Part 9 - Final

You Belong With Me (Indonesian)
Dengan sekuat tenaga, yeoja itu menyuruh namja yang berdiri tak jauh darinya untuk pergi. Namun bukannya pergi, namja itu malah bengong di tempat.

“Joongie-ah,” gumam namja tersebut yang tak lain adalah Yunho.

“Pergi! Aku tidak mau bertemu denganmu lagi! Pergi!”

Seakan baru melihat sesuatu yang tak biasa, Yunho diam terpaku menatap sahabatnya, Jaejoong. Ia tak menyangka bahwa Jaejoong akan berbuat begitu padanya. Membentaknya dan menyuruhnya pergi. Tubuhnya seakan kaku, ia tak bergeming sedikit pun. Lidahnya kelu, ia tak berkata apapun.

Hujan turun semakin deras. Kedua orang itu masih di tempatnya masing-masing, bergulat dengan pikiran masing-masing.

jae pov

Kenapa Yunnie ada di sini? Kenapa? Di saat aku sangat tidak ingin menemuinya, kenapa ia harus ada di hadapanku? Dia berdiri di hadapanku, memintaku pulang bersamanya.

Yunnie-ah, jebal .. jangan seperti ini. Jangan membuatku mengharapkanmu lebih dari seorang sahabat.

“Jaejoongie,” ia memanggilku lagi.

“Pergilah! Aku bisa pulang sendiri,” kataku ketus.

Maafkan aku, Yunnie-ah. Kurasa ini satu-satunya cara untuk melupakanmu, melupakan cintaku padamu.

“Jae—“

“Pergi, kubilang! Pergi!”

“Jae—“

“Kka! Tinggalkan aku sendiri!”

“Jae, dengar—“

“Pergi!”

“Tu—“

“PER—“

“SHIREO!”

“Mwo?”

“Aku tak mau pergi”

“A-Apa ya—“

“Aku-tidak-mau-pergi” ia memberi penekanan pada tiap katanya. Kutatap matanya, mata cokelat muda yang indah itu berkilat. Ada api amarah di sana. Dan itu karenaku.

“Aku tidak mau pergi. Aku tidak akan meninggalkanmu sendirian. Aku akan mengantarmu pulang. Arraseo?!”

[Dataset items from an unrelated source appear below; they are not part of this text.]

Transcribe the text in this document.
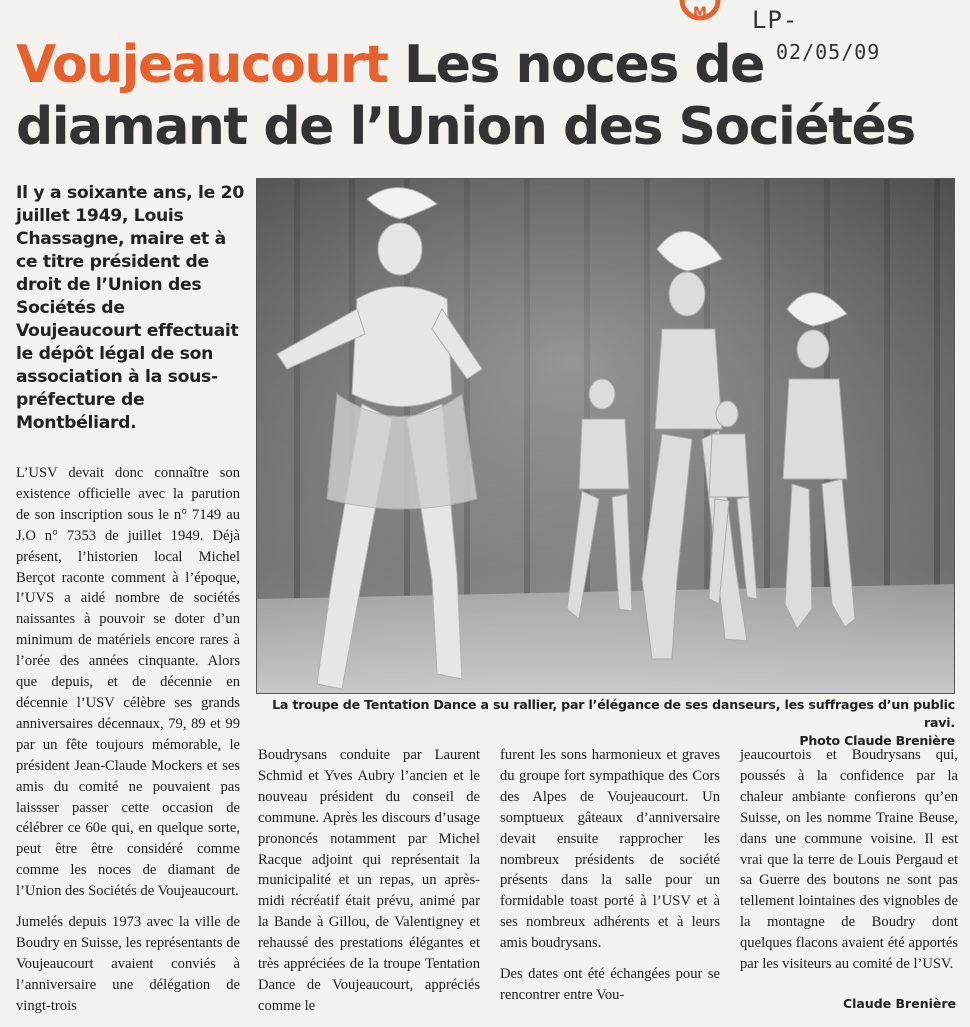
M LP-
02/05/09
Voujeaucourt Les noces de diamant de l’Union des Sociétés
Il y a soixante ans, le 20 juillet 1949, Louis Chassagne, maire et à ce titre président de droit de l’Union des Sociétés de Voujeaucourt effectuait le dépôt légal de son association à la sous-préfecture de Montbéliard.

L’USV devait donc connaître son existence officielle avec la parution de son inscription sous le n° 7149 au J.O n° 7353 de juillet 1949. Déjà présent, l’historien local Michel Berçot raconte comment à l’époque, l’UVS a aidé nombre de sociétés naissantes à pouvoir se doter d’un minimum de matériels encore rares à l’orée des années cinquante. Alors que depuis, et de décennie en décennie l’USV célèbre ses grands anniversaires décennaux, 79, 89 et 99 par un fête toujours mémorable, le président Jean-Claude Mockers et ses amis du comité ne pouvaient pas laissser passer cette occasion de célébrer ce 60e qui, en quelque sorte, peut être être considéré comme comme les noces de diamant de l’Union des Sociétés de Voujeaucourt.

Jumelés depuis 1973 avec la ville de Boudry en Suisse, les représentants de Voujeaucourt avaient conviés à l’anniversaire une délégation de vingt-trois

La troupe de Tentation Dance a su rallier, par l’élégance de ses danseurs, les suffrages d’un public ravi.
Photo Claude Brenière

Boudrysans conduite par Laurent Schmid et Yves Aubry l’ancien et le nouveau président du conseil de commune. Après les discours d’usage prononcés notamment par Michel Racque adjoint qui représentait la municipalité et un repas, un après-midi récréatif était prévu, animé par la Bande à Gillou, de Valentigney et rehaussé des prestations élégantes et très appréciées de la troupe Tentation Dance de Voujeaucourt, appréciés comme le

furent les sons harmonieux et graves du groupe fort sympathique des Cors des Alpes de Voujeaucourt. Un somptueux gâteaux d’anniversaire devait ensuite rapprocher les nombreux présidents de société présents dans la salle pour un formidable toast porté à l’USV et à ses nombreux adhérents et à leurs amis boudrysans.

Des dates ont été échangées pour se rencontrer entre Vou-

jeaucourtois et Boudrysans qui, poussés à la confidence par la chaleur ambiante confierons qu’en Suisse, on les nomme Traine Beuse, dans une commune voisine. Il est vrai que la terre de Louis Pergaud et sa Guerre des boutons ne sont pas tellement lointaines des vignobles de la montagne de Boudry dont quelques flacons avaient été apportés par les visiteurs au comité de l’USV.

Claude Brenière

Aku menggeleng. Aku tidak mau. Tidak. Bahkan aku belum memulai. Memulai melupakanmu, melupakan perasaanku padamu. Belum. Dan aku harus kembali tenggelam dalam cinta sepihak ini? Tidak. Aku tak mau.

Aku tetap menggeleng dan berjalan mundur perlahan menjauhinya. Takkan kubiarkan ia mengoyak perasaanku lagi. Tidak akan.

Grep.

“Ayo pulang,” ia dengan cepat menyambar pergelangan tanganku dan menarikku untuk pulang.

Ku tepis tangannya, bersikeras menolak.

“Joongie-ah, please jangan keras kepala begini,” suaranya mulai melunak namun tidak dengan sorot matanya.

“Kau juga tak perlu keras kepala menyeretku pulang. Aku bisa pulang sendiri,” jawabku dingin. Mianhae, Yun.

Sejenak keheningan menyelimuti kami.

“Kau bukan Joongie yang kukenal,” ucapnya memecah keheningan.

“Uh huh?”

“Joongie tak akan begini,” lanjutnya.

Aku tak menjawab. Aku hanya memberinya ekspresi datar.

“Ia tak akan membiarkan orang tua—“

“Ayah, aku hanya punya ayah sekarang,” selaku mengoreksi.

“Ah ne, terserahmu saja. Joongie tak akan membuat ayah dan kakaknya khawatir,” katanya. “Juga sahabat yang menyayanginya.”

“Sahabat?” gumamku lirih. “Ah yeah, hanya sahabat. Chunnie juga khawatir padaku?”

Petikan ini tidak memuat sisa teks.